“Built on Jesus Christ”

The Seattle Times for December 11, 1954 carried an article entitled: “John Knox Church Nears Opening”. It read, in part: “A church is being built at First Avenue South and Normandy Road for a congregation that does not yet exist. The church will be known as John Knox Presbyterian Church. The Rev. Richard E. Johnson has been here since September making arrangements to get in the church. Mr. Johnson said an opening service will be held January 2. A Christmas Eve service also may be held in the Church. The church will cost about $50,000. The Board of American Missions of the denomination has made a $15,000 grant and will carry a mortgage on the balance at 1% interest. The church will have a chapel seating 160 people. An overflow room which will double as a fellowship hall will seat an additional 60. There will also be 12 classrooms for the Sunday School.”

The original sanctuary was completed in time to hold a Christmas Eve service at 5:30 PM in 1954. A Service of Dedication took place on January 30. In the bulletin for that service, Pastor Johnson wrote: “As we look at the building, new and beautiful and ready for use, may we be reminded that the building is not nearly as important as the people who come here for worship and Christian instruction. The building itself is cold and lifeless without the warmth of dedicated lives… The building is constructed of wood, brick, mortar, and other materials; the Church is built on the foundation of Jesus Christ and out of our prayer, faith, love, and personal dedication.” By the end of 1955, John Knox had 165 charter members.

Named after John Knox, the 16th century Scottish pastor and statesman who was largely responsible for establishing the Church of Scotland, our congregation has followed Knox’s firm commitment to biblical authority and preaching which interprets the Scriptures and applies them to everyday living.
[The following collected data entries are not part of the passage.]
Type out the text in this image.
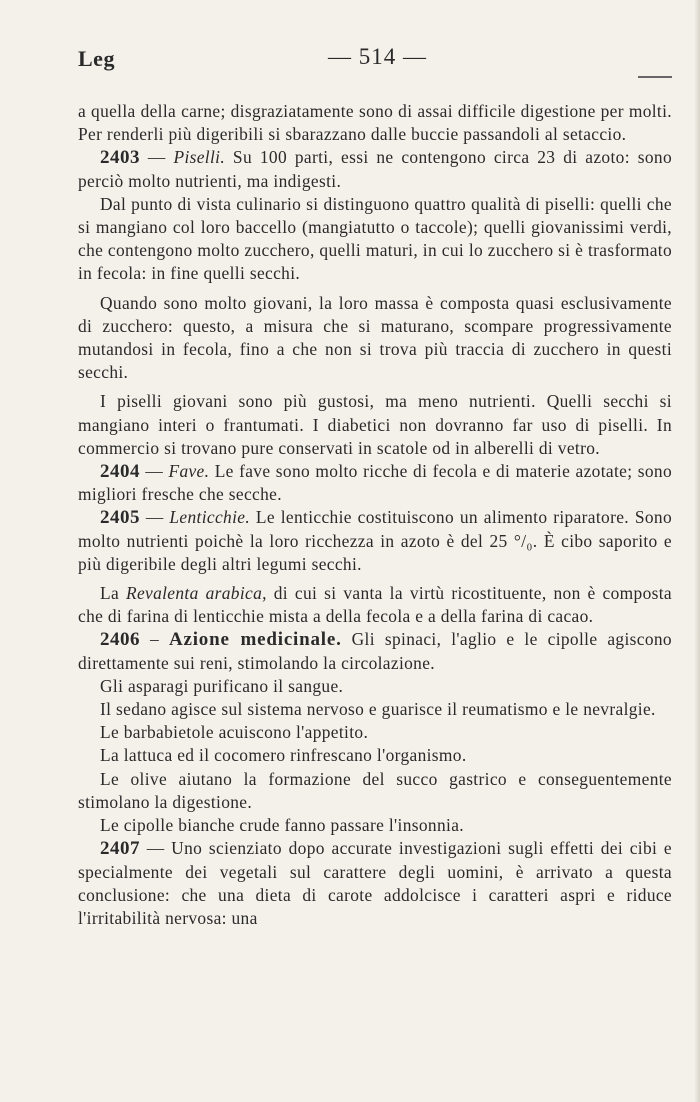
Leg	— 514 —

a quella della carne; disgraziatamente sono di assai difficile digestione per molti. Per renderli più digeribili si sbarazzano dalle buccie passandoli al setaccio.

2403 — Piselli. Su 100 parti, essi ne contengono circa 23 di azoto: sono perciò molto nutrienti, ma indigesti.

Dal punto di vista culinario si distinguono quattro qualità di piselli: quelli che si mangiano col loro baccello (mangiatutto o taccole); quelli giovanissimi verdi, che contengono molto zucchero, quelli maturi, in cui lo zucchero si è trasformato in fecola: in fine quelli secchi.

Quando sono molto giovani, la loro massa è composta quasi esclusivamente di zucchero: questo, a misura che si maturano, scompare progressivamente mutandosi in fecola, fino a che non si trova più traccia di zucchero in questi secchi.

I piselli giovani sono più gustosi, ma meno nutrienti. Quelli secchi si mangiano interi o frantumati. I diabetici non dovranno far uso di piselli. In commercio si trovano pure conservati in scatole od in alberelli di vetro.

2404 — Fave. Le fave sono molto ricche di fecola e di materie azotate; sono migliori fresche che secche.

2405 — Lenticchie. Le lenticchie costituiscono un alimento riparatore. Sono molto nutrienti poichè la loro ricchezza in azoto è del 25 °/₀. È cibo saporito e più digeribile degli altri legumi secchi.

La Revalenta arabica, di cui si vanta la virtù ricostituente, non è composta che di farina di lenticchie mista a della fecola e a della farina di cacao.

2406 – Azione medicinale. Gli spinaci, l'aglio e le cipolle agiscono direttamente sui reni, stimolando la circolazione.

Gli asparagi purificano il sangue.

Il sedano agisce sul sistema nervoso e guarisce il reumatismo e le nevralgie.

Le barbabietole acuiscono l'appetito.

La lattuca ed il cocomero rinfrescano l'organismo.

Le olive aiutano la formazione del succo gastrico e conseguentemente stimolano la digestione.

Le cipolle bianche crude fanno passare l'insonnia.

2407 — Uno scienziato dopo accurate investigazioni sugli effetti dei cibi e specialmente dei vegetali sul carattere degli uomini, è arrivato a questa conclusione: che una dieta di carote addolcisce i caratteri aspri e riduce l'irritabilità nervosa: una
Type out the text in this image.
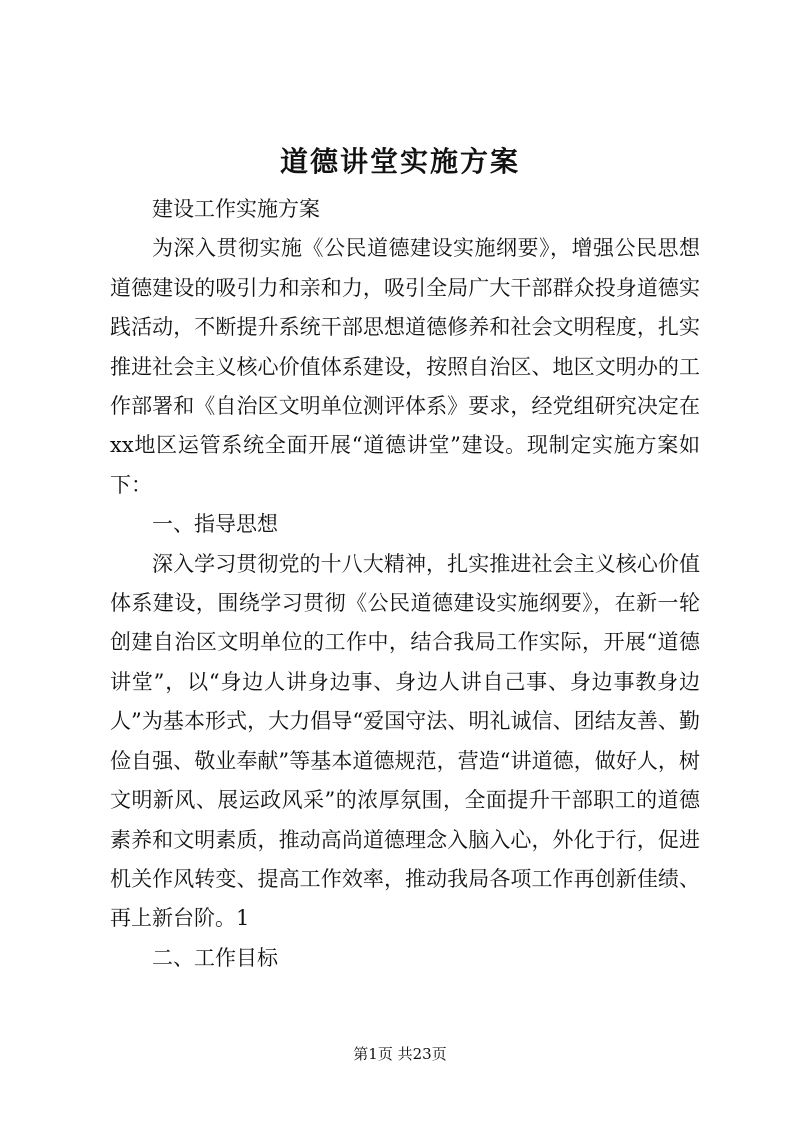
道德讲堂实施方案

建设工作实施方案

为深入贯彻实施《公民道德建设实施纲要》，增强公民思想道德建设的吸引力和亲和力，吸引全局广大干部群众投身道德实践活动，不断提升系统干部思想道德修养和社会文明程度，扎实推进社会主义核心价值体系建设，按照自治区、地区文明办的工作部署和《自治区文明单位测评体系》要求，经党组研究决定在xx地区运管系统全面开展“道德讲堂”建设。现制定实施方案如下：

一、指导思想

深入学习贯彻党的十八大精神，扎实推进社会主义核心价值体系建设，围绕学习贯彻《公民道德建设实施纲要》，在新一轮创建自治区文明单位的工作中，结合我局工作实际，开展“道德讲堂”，以“身边人讲身边事、身边人讲自己事、身边事教身边人”为基本形式，大力倡导“爱国守法、明礼诚信、团结友善、勤俭自强、敬业奉献”等基本道德规范，营造“讲道德，做好人，树文明新风、展运政风采”的浓厚氛围，全面提升干部职工的道德素养和文明素质，推动高尚道德理念入脑入心，外化于行，促进机关作风转变、提高工作效率，推动我局各项工作再创新佳绩、再上新台阶。1

二、工作目标

第1页 共23页
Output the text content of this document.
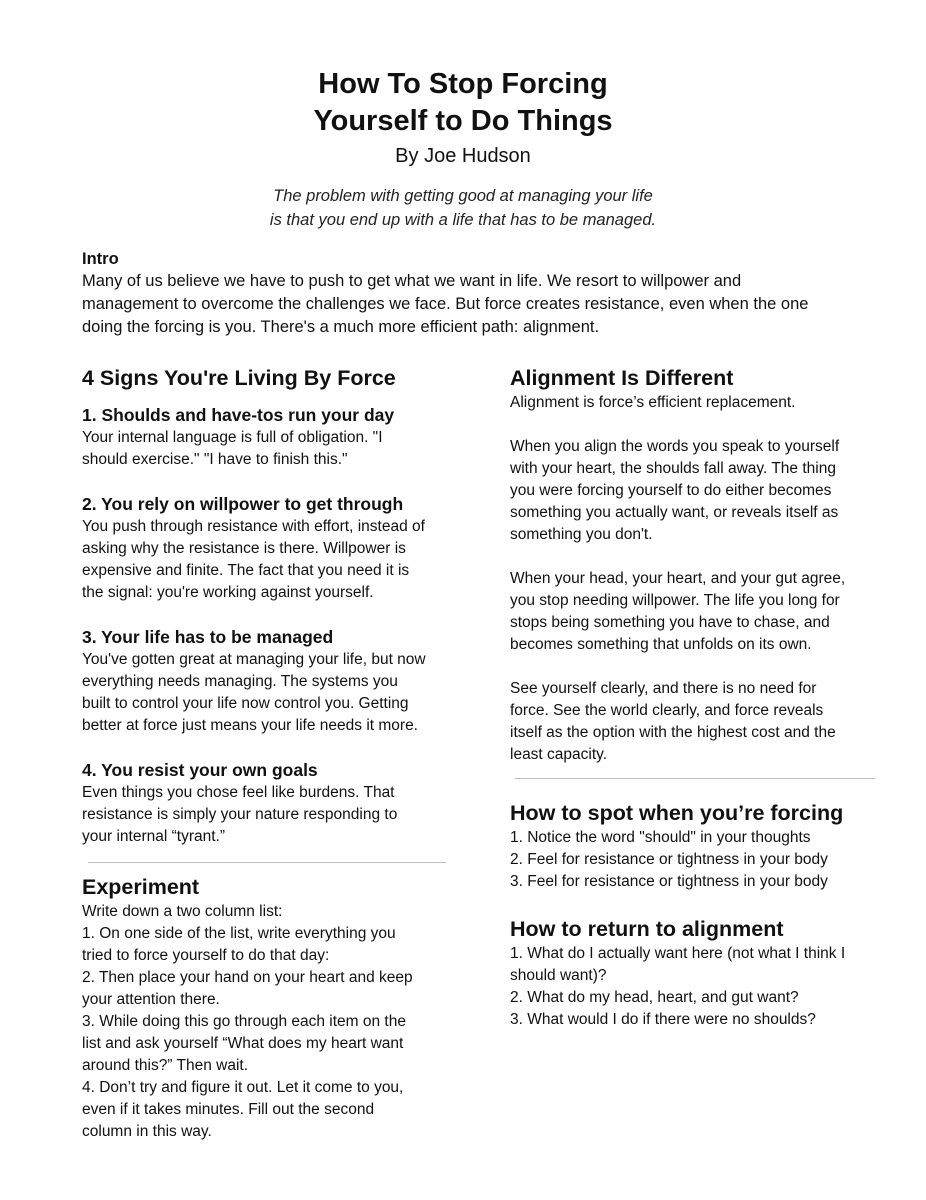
How To Stop Forcing
Yourself to Do Things
By Joe Hudson
The problem with getting good at managing your life
is that you end up with a life that has to be managed.
Intro
Many of us believe we have to push to get what we want in life. We resort to willpower and
management to overcome the challenges we face. But force creates resistance, even when the one
doing the forcing is you. There's a much more efficient path: alignment.
4 Signs You're Living By Force
1. Shoulds and have-tos run your day
Your internal language is full of obligation. "I
should exercise." "I have to finish this."
2. You rely on willpower to get through
You push through resistance with effort, instead of
asking why the resistance is there. Willpower is
expensive and finite. The fact that you need it is
the signal: you're working against yourself.
3. Your life has to be managed
You've gotten great at managing your life, but now
everything needs managing. The systems you
built to control your life now control you. Getting
better at force just means your life needs it more.
4. You resist your own goals
Even things you chose feel like burdens. That
resistance is simply your nature responding to
your internal “tyrant.”
Experiment
Write down a two column list:
1. On one side of the list, write everything you
tried to force yourself to do that day:
2. Then place your hand on your heart and keep
your attention there.
3. While doing this go through each item on the
list and ask yourself “What does my heart want
around this?” Then wait.
4. Don’t try and figure it out. Let it come to you,
even if it takes minutes. Fill out the second
column in this way.
Alignment Is Different
Alignment is force’s efficient replacement.
When you align the words you speak to yourself
with your heart, the shoulds fall away. The thing
you were forcing yourself to do either becomes
something you actually want, or reveals itself as
something you don't.
When your head, your heart, and your gut agree,
you stop needing willpower. The life you long for
stops being something you have to chase, and
becomes something that unfolds on its own.
See yourself clearly, and there is no need for
force. See the world clearly, and force reveals
itself as the option with the highest cost and the
least capacity.
How to spot when you’re forcing
1. Notice the word "should" in your thoughts
2. Feel for resistance or tightness in your body
3. Feel for resistance or tightness in your body
How to return to alignment
1. What do I actually want here (not what I think I
should want)?
2. What do my head, heart, and gut want?
3. What would I do if there were no shoulds?
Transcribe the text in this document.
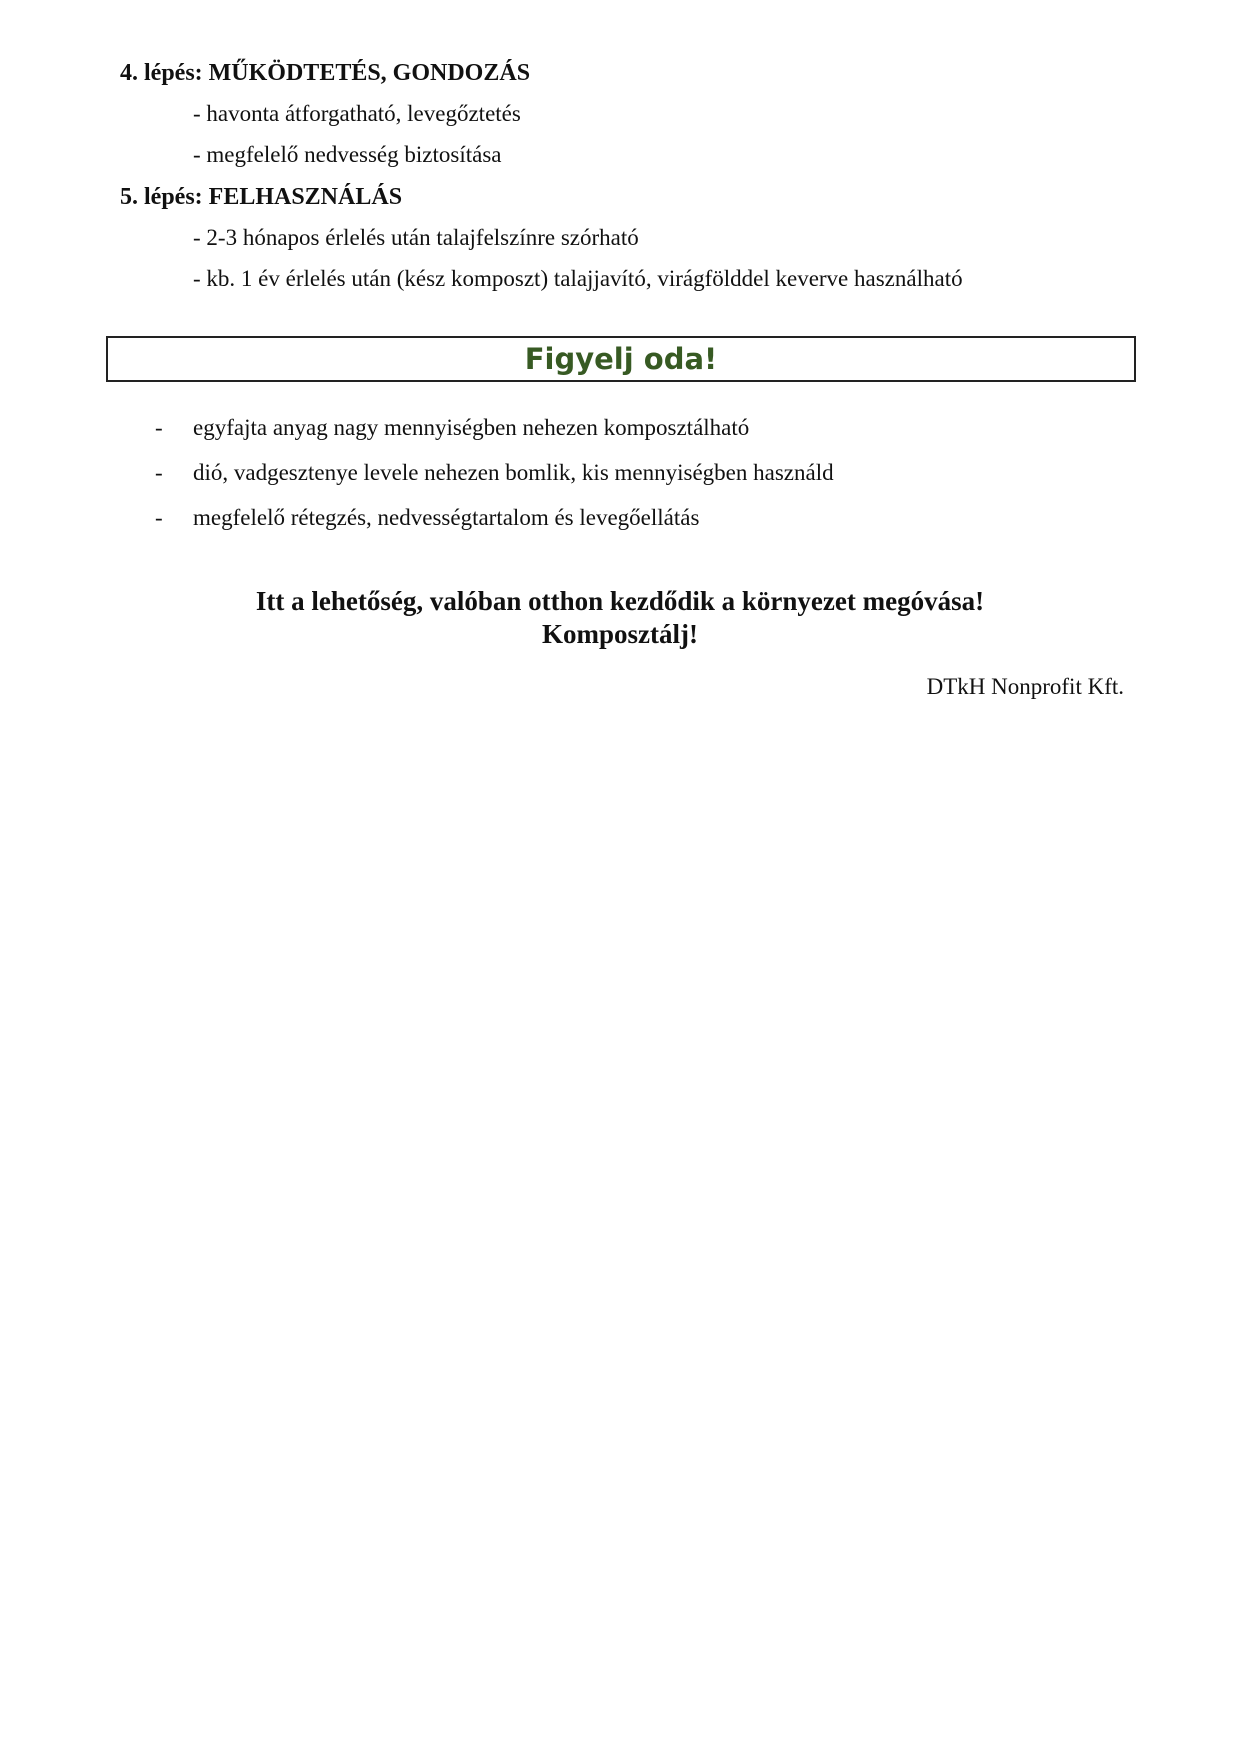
4. lépés: MŰKÖDTETÉS, GONDOZÁS

- havonta átforgatható, levegőztetés

- megfelelő nedvesség biztosítása

5. lépés: FELHASZNÁLÁS

- 2-3 hónapos érlelés után talajfelszínre szórható

- kb. 1 év érlelés után (kész komposzt) talajjavító, virágfölddel keverve használható

Figyelj oda!

- egyfajta anyag nagy mennyiségben nehezen komposztálható

- dió, vadgesztenye levele nehezen bomlik, kis mennyiségben használd

- megfelelő rétegzés, nedvességtartalom és levegőellátás

Itt a lehetőség, valóban otthon kezdődik a környezet megóvása!

Komposztálj!

DTkH Nonprofit Kft.
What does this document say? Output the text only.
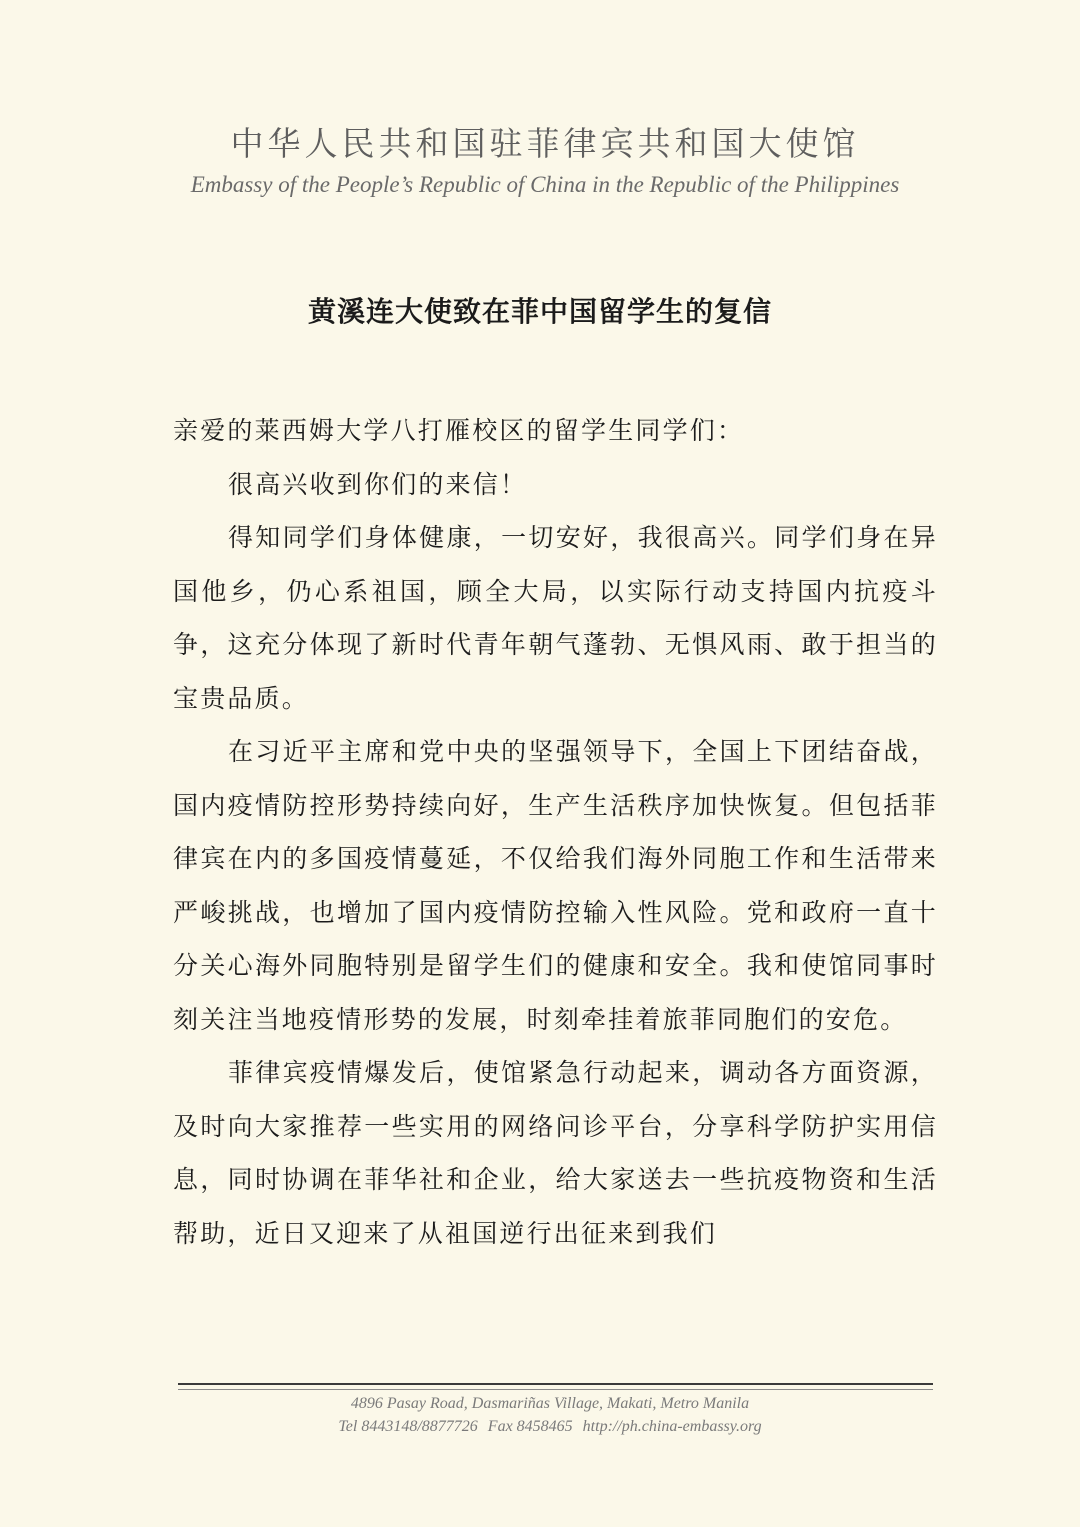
中华人民共和国驻菲律宾共和国大使馆
Embassy of the People’s Republic of China in the Republic of the Philippines
黄溪连大使致在菲中国留学生的复信

亲爱的莱西姆大学八打雁校区的留学生同学们：

很高兴收到你们的来信！

得知同学们身体健康，一切安好，我很高兴。同学们身在异国他乡，仍心系祖国，顾全大局，以实际行动支持国内抗疫斗争，这充分体现了新时代青年朝气蓬勃、无惧风雨、敢于担当的宝贵品质。

在习近平主席和党中央的坚强领导下，全国上下团结奋战，国内疫情防控形势持续向好，生产生活秩序加快恢复。但包括菲律宾在内的多国疫情蔓延，不仅给我们海外同胞工作和生活带来严峻挑战，也增加了国内疫情防控输入性风险。党和政府一直十分关心海外同胞特别是留学生们的健康和安全。我和使馆同事时刻关注当地疫情形势的发展，时刻牵挂着旅菲同胞们的安危。

菲律宾疫情爆发后，使馆紧急行动起来，调动各方面资源，及时向大家推荐一些实用的网络问诊平台，分享科学防护实用信息，同时协调在菲华社和企业，给大家送去一些抗疫物资和生活帮助，近日又迎来了从祖国逆行出征来到我们

4896 Pasay Road, Dasmariñas Village, Makati, Metro Manila
Tel 8443148/8877726 Fax 8458465 http://ph.china-embassy.org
Other deeply-rooted distinctions of our ministry include: enhancing worship through music, providing strong educational opportunities for children, youth and adults, creating a warm sense of family through small groups, encouraging the idea that all members are ministers who use their gift of service, and prioritizing extensive participation in off-campus missions through both finances and personal involvement.